Generally speaking, titanium alloys are higher in strength than pure titanium, and are high in specific strength, fracture toughness, heat resistance and corrosion resistance, and have other excellent properties. Thus titanium alloys have high practical values as materials for aircraft and materials used e.g. in the marine, electric power application and automotive fields.
With an increasing demand for faster and larger aircraft, demand for titanium allows are increasing as materials for primary structural members of aircraft such as outer plating, frames and joint fittings and fastening members (fasteners).

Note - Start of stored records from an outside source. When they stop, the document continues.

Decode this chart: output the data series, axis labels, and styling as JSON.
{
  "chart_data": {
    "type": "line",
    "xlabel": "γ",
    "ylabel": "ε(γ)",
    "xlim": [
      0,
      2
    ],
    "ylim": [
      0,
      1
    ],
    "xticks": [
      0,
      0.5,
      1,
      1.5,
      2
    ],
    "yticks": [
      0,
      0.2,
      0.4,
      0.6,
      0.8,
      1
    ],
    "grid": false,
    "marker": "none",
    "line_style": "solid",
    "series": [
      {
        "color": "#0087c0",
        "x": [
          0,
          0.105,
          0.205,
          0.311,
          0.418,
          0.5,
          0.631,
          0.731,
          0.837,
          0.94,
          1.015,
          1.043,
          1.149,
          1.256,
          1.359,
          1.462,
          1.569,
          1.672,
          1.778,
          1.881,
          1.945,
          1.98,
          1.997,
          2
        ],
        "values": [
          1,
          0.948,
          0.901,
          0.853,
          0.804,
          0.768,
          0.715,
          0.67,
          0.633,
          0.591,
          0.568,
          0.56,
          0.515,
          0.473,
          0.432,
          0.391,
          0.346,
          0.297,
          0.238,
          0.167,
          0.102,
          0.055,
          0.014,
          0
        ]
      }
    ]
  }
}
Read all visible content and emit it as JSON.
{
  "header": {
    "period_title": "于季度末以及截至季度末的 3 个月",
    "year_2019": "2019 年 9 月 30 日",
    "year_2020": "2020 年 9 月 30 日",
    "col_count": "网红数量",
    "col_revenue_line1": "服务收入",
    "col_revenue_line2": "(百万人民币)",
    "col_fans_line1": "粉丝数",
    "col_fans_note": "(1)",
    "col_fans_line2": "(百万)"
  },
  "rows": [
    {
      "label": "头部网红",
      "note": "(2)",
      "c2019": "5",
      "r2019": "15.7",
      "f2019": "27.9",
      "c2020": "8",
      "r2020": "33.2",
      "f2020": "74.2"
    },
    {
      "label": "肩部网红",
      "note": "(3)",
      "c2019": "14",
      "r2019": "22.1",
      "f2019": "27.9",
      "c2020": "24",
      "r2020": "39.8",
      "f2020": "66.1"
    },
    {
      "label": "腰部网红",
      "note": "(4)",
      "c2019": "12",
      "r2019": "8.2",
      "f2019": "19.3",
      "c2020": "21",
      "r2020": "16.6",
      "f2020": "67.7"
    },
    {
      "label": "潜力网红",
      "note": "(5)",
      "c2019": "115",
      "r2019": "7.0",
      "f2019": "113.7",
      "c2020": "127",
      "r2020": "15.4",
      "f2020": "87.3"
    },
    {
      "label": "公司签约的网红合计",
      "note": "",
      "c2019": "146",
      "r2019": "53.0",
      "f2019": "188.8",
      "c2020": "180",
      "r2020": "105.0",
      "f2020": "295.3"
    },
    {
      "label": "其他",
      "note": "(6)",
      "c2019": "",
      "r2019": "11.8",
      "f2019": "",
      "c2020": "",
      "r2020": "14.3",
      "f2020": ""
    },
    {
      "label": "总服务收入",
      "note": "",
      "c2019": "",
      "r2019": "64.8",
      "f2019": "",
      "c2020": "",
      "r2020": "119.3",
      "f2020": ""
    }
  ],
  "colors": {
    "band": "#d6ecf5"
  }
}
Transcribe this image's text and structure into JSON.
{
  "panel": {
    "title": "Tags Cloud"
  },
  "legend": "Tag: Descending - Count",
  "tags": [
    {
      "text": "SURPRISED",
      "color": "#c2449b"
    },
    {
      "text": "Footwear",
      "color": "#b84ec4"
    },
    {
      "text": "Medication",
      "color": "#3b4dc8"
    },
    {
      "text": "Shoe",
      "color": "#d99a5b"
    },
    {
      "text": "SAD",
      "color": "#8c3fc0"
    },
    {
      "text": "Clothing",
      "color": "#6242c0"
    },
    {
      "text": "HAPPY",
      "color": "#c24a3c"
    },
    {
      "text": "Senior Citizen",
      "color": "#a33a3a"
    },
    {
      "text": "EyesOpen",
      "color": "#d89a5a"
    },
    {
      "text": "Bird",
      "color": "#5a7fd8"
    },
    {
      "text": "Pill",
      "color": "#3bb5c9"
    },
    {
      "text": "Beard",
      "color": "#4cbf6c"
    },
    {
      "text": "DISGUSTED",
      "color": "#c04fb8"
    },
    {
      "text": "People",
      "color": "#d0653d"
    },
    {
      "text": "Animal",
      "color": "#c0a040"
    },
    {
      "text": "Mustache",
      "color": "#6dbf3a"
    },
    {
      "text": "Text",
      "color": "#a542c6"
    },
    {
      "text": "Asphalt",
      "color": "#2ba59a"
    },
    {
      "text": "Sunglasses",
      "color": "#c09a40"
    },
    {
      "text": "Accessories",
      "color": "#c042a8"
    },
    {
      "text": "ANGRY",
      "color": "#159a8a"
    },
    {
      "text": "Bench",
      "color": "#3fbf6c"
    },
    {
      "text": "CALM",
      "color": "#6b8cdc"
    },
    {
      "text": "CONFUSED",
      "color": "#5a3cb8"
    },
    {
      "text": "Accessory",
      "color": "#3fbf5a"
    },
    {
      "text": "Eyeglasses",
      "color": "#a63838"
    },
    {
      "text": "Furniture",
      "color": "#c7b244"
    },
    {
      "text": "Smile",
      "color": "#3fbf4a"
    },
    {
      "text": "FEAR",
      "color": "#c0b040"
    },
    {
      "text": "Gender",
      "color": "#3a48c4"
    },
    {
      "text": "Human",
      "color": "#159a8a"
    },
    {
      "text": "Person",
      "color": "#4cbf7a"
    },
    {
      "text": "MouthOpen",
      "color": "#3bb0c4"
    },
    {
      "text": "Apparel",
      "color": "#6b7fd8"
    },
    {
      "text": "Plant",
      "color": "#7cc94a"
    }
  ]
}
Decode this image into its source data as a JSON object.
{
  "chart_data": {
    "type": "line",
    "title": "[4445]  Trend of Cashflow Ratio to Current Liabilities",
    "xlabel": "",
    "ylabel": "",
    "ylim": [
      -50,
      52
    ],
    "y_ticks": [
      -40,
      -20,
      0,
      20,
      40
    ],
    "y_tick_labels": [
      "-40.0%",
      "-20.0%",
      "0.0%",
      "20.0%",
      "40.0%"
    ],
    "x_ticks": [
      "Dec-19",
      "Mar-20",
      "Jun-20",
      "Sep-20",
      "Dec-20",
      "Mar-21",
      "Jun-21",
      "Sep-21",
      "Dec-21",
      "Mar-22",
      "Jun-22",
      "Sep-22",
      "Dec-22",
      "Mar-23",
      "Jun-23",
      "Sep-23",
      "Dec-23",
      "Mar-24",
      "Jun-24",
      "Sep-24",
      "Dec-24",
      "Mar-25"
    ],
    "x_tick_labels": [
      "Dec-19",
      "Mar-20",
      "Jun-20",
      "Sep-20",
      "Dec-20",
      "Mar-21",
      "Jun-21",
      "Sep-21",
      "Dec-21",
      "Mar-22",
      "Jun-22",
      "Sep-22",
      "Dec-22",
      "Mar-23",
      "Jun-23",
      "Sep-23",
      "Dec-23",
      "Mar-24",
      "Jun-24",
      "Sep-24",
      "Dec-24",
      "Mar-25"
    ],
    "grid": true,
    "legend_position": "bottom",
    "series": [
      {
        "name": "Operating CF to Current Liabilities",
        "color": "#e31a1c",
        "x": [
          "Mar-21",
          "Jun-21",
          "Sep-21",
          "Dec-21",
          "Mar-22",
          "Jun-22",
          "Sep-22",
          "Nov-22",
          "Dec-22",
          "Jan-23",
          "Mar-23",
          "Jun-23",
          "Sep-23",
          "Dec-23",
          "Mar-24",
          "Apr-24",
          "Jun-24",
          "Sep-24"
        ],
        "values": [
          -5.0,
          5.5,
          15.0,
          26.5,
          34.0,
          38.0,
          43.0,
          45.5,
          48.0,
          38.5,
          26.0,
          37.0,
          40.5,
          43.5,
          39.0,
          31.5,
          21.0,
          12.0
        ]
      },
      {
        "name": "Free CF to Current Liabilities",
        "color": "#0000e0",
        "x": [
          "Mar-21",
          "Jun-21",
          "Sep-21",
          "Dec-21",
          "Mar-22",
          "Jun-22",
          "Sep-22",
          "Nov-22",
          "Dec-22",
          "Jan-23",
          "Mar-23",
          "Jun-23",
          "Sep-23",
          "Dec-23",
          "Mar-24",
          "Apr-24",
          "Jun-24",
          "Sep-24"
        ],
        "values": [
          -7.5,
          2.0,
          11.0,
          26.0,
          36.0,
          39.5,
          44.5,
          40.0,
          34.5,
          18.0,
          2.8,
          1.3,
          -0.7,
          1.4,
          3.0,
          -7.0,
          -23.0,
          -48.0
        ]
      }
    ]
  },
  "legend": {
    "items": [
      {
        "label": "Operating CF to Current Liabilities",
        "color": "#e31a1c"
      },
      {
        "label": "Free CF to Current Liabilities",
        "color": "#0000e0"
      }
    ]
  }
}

Fasteners such as bolts and nuts are used under harsh conditions where they are repeatedly subjected to various stresses including thermal stress. Because the contact potential difference between titanium alloys and carbon fiber reinforced plastics is small, titanium alloys are less likely to corrode when brought into contact with such plastics. Thus titanium alloys are used as materials of fastening parts (fasteners) such as bolts and nuts for fixing together laminates made of carbon fiber reinforced plastics and forming center wings, main wings and tails of aircraft.
Properties required for such fasteners include predetermined wear resistance as threaded members, and sliding properties in order to ensure necessary tightening torque from the design viewpoint. In order to fulfill these requirements, fastening parts made of titanium alloys have their surfaces subjected to plasma carburizing treatment.
When titanium metal is subjected to plasma carburizing treatment, accelerated activated carbon ions collide against and stick to the surface of the titanium metal, and then diffuse into the titanium metal thereafter. Otherwise, the moment the carbon ions collide against the surface of the titanium metal, they are driven into the titanium metal. In either case, a hard layer of a metal carbide such TiC is formed on the surface of the titanium metal.
Carburizing treatment is performed e.g. by cleaning the surface of titanium metal, and subjecting the titanium metal to plasma carburizing treatment in an atmosphere containing hydrocarbon gas and kept at 0.5 to 15 torr and 700 to 1100° C. so that the titanium metal maintains its inherent strength (see the below-identified Patent document 1).
It is also known, in order to improve the corrosion resistance and the wear resistance, to form a dense film of a titanium oxide on the surface of titanium metal and then subject the surface of the titanium oxide to plasma heat treatment in an atmosphere containing a hydrocarbon gas and kept at 0.1 to 30 torr and 400 to 1100° C., thereby efficiently forming a high-quality glass-like carbon film (see the below-identified Patent document 2).
Glass-like carbon is a non-directional aggregation of hexagonal planes measuring several nanometers, which are basic units of graphite materials. Glass-like carbon is also known as amorphous carbon (or “non-graphitizable carbon) because no graphite structure develops even if heated to around 3000° C.